/ 2 September 1994

Impelled By Thrilling Logic Of Discovery

THEATRE: Robert Greig

MURDER mystery plays are as addictive as syllogisms. The characters may not make sense, the situations may be predictable and conventional, but one is impelled by the remorseless logic of discovery. Hamlet is probably the best example of this.

Murder in Green Meadows, playing at the Richard Haines Theatre in Johannesburg, is of the American sub-species, where nervous tension is in at the beginning — compared to the slow accumulation of tension in the English genre. The characters are, if not urban, at least suburban: an architect, played by Michael de Pinna, dark and saturnine and therefore looking as though he has a hidden secret; his frail, nervy wife, played by Jo da Silva; and the neighbours, clean-cut, nice people, played by Kevin Otto and Claire Wrogeman.

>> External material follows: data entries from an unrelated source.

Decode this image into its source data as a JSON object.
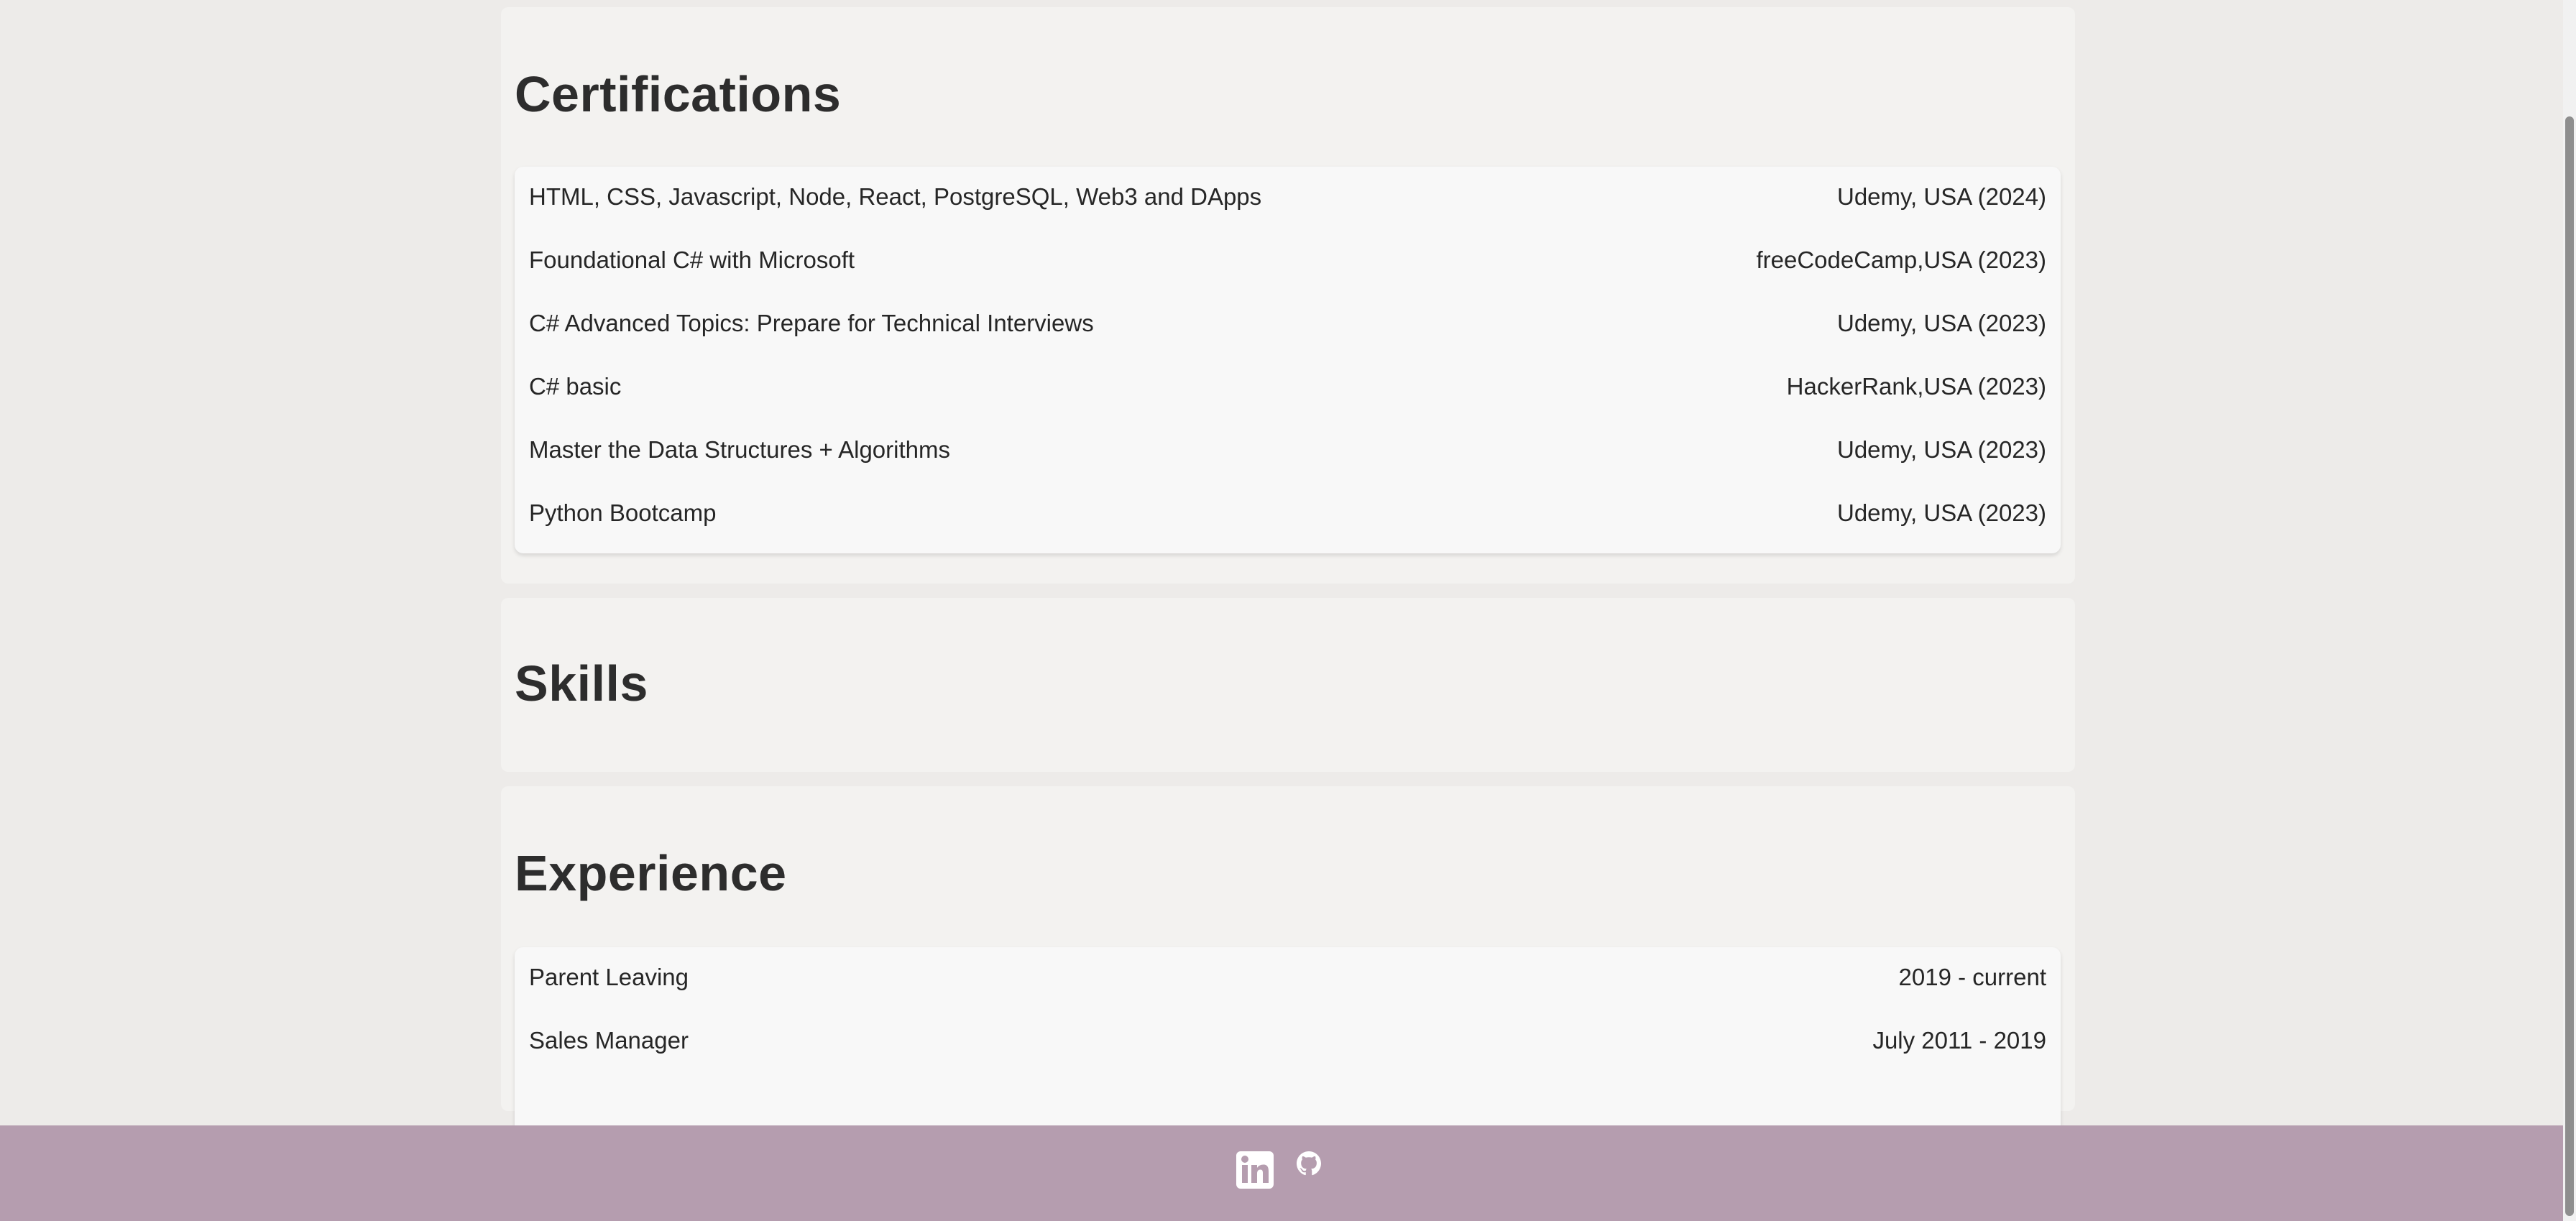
{
  "certifications": {
    "title": "Certifications",
    "items": [
      {
        "name": "HTML, CSS, Javascript, Node, React, PostgreSQL, Web3 and DApps",
        "issuer": "Udemy, USA (2024)"
      },
      {
        "name": "Foundational C# with Microsoft",
        "issuer": "freeCodeCamp,USA (2023)"
      },
      {
        "name": "C# Advanced Topics: Prepare for Technical Interviews",
        "issuer": "Udemy, USA (2023)"
      },
      {
        "name": "C# basic",
        "issuer": "HackerRank,USA (2023)"
      },
      {
        "name": "Master the Data Structures + Algorithms",
        "issuer": "Udemy, USA (2023)"
      },
      {
        "name": "Python Bootcamp",
        "issuer": "Udemy, USA (2023)"
      }
    ]
  },
  "skills": {
    "title": "Skills"
  },
  "experience": {
    "title": "Experience",
    "items": [
      {
        "role": "Parent Leaving",
        "period": "2019 - current"
      },
      {
        "role": "Sales Manager",
        "period": "July 2011 - 2019"
      }
    ]
  },
  "footer": {
    "icons": [
      "linkedin-icon",
      "github-icon"
    ],
    "background": "#b59daf"
  },
  "colors": {
    "page_background": "#edebe9",
    "section_background": "#f3f2f0",
    "list_background": "#f8f8f8"
  }
}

Murder in Green Meadows seems set in John Updike country, a land where couples have affairs and constantly teeter on the brink of cataclysmic emotions. The difference here is degree: they don’t teeter, but fall.

The play works smoothly and logically and, in Maralin Vanrenen’s direction, edgily. It’s a witty, adept play and production, albeit constrained by a postage- sized stage. It seemed, for example, that De Pinna’s performance was not entirely calibrated to the stage: it came across as overly forceful.